Beitrag  Harald am So 25 Jan 2015, 21:16

Hallo,

ich schreibe das hier nieder, was mich doch sehr angesprochen hat, als ich die neue Zeitschrift vom Mitternachtsruf gelesen hatte. Es sind auch Auszüge aus diesen Artikeln, nicht wörtlich übernommen, sondern mit meinen Gedanken gemixt.
1. Kor.16,22 schrieb:Wenn einer den Herrn Jesus Christus nicht liebt, der soll verflucht sein! Maranatha!
hier der Auszug aus Wikipedia:
Maranatha ist ein aramäischer Ausruf, der wohl von den frühen Christen benutzt wurde. In frühchristlicher Zeit drückte das aramäische Wort Maranatha die Erwartung der nahen Wiederkehr Jesu Christi nach seiner Himmelfahrt aus. Mögliche Übersetzung: „Unser Herr, komm!“
Titus 2,13 schrieb: in Erwartung der seligen Hoffnung und Erscheinung der Herrlichkeit des großen Gottes und unsres Retters Jesus Christus,
Wie sieht es aber da bei uns aus?
1. Th. 1,9-10 schrieb:denn sie selbst erzählen von uns, wie wir bei euch Eingang gefunden und wie ihr euch von den Abgöttern zu Gott bekehrt habt, um dem lebendigen und wahren Gott zu dienen und seinen Sohn vom Himmel zu erwarten, welchen er von den Toten auferweckt hat, Jesus, der uns vor dem zukünftigen Zorn errettet.
Nach 1. Thessalonicher haben wir eine Doppelfunktion nach unserer Bekehrung: Wir sollen Gott dienen und Seinen Sohn erwarten. Können wir behaupten, dass das bei uns uneingeschränkt der Fall ist?

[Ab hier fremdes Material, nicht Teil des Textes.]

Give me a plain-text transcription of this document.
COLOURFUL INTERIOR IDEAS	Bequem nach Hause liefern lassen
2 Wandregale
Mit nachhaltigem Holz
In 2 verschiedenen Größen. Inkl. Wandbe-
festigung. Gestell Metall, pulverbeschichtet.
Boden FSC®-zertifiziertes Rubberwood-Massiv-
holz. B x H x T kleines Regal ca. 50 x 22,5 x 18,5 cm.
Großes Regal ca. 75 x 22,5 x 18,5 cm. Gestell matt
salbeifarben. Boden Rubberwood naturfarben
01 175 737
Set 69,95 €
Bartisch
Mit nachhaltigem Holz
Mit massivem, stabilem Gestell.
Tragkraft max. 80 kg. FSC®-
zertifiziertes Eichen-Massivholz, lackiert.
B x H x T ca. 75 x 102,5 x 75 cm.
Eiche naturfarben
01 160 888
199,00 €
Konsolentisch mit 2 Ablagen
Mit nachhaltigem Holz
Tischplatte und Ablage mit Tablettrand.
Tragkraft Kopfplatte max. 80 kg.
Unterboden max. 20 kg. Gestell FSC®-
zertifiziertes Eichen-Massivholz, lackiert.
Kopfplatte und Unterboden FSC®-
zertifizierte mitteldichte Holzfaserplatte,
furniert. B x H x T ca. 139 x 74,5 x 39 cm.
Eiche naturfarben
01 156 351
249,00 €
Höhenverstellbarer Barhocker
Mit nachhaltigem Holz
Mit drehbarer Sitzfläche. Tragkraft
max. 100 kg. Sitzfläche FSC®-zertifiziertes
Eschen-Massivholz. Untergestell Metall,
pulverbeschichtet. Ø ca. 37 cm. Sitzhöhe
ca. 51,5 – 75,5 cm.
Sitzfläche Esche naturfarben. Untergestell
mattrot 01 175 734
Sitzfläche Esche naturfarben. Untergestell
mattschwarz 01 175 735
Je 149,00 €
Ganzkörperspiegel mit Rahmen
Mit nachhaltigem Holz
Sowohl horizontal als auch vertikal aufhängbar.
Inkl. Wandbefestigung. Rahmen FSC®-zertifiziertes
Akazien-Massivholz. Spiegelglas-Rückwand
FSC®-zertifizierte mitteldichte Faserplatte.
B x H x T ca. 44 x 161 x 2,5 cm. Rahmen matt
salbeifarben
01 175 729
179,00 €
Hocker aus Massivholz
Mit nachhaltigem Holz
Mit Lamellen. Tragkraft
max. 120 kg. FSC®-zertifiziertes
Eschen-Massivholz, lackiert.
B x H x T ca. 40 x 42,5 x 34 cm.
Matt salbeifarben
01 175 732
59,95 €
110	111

In dem Artikel von Dr. David R. Reagan nennt der Autor 6 Gründe, warum wir die Rückkehr des Herrn Jesus herbeisehnen sollten:
1. Verherrlichung des Herrn Jesus (Jes. 24,21-23)
2. Niederschlagung Satans (Rö. 16,20)
3. Erquickung der Erde (Rö. 8,18-23)
4. Frieden für die Nationen (Mi. 4,1-7)
5. Vorrangstellung der Juden (Hos. 2,14-20)
6. Segen für die Gemeinde (Ph. 3,20-21)

Wie sieht es aber in unserem Leben wirklich aus?
Was hindert uns, falls uns etwas daran hindert, dass wir uns auf die Wiederkunft Jesu´ freuen, ja sie herbeisehnen?

Ist es die Befürchtung, der Herr Jesus könnte in einem ungeschickten Augenblick kommen? Mich gar dabei ertappen, dass ich gerade sündige in Gedanken, Worten und/oder Taten?
Rö. 8,1-2 schrieb:So gibt es nun keine Verdammnis mehr für die, welche in Christus Jesus sind. 2 Denn das Gesetz des Geistes des Lebens in Christus Jesus hat mich frei gemacht von dem Gesetz der Sünde und des Todes.
Es ist, ja ein furchtbarer Gedanke, sich das vorzustellen, der Herr Jesus könnte einen bei einer Sünde mit Seiner Wiederkunft überraschen, aber dennoch, Sein Blut reinigt uns von aller Sünde bzw. hat uns gereinigt. Stolz wird darauf niemand sein. Aber so wird es uns sowieso ergehen, auch wenn der Herr Jesus nicht in diesem Moment wiederkommt.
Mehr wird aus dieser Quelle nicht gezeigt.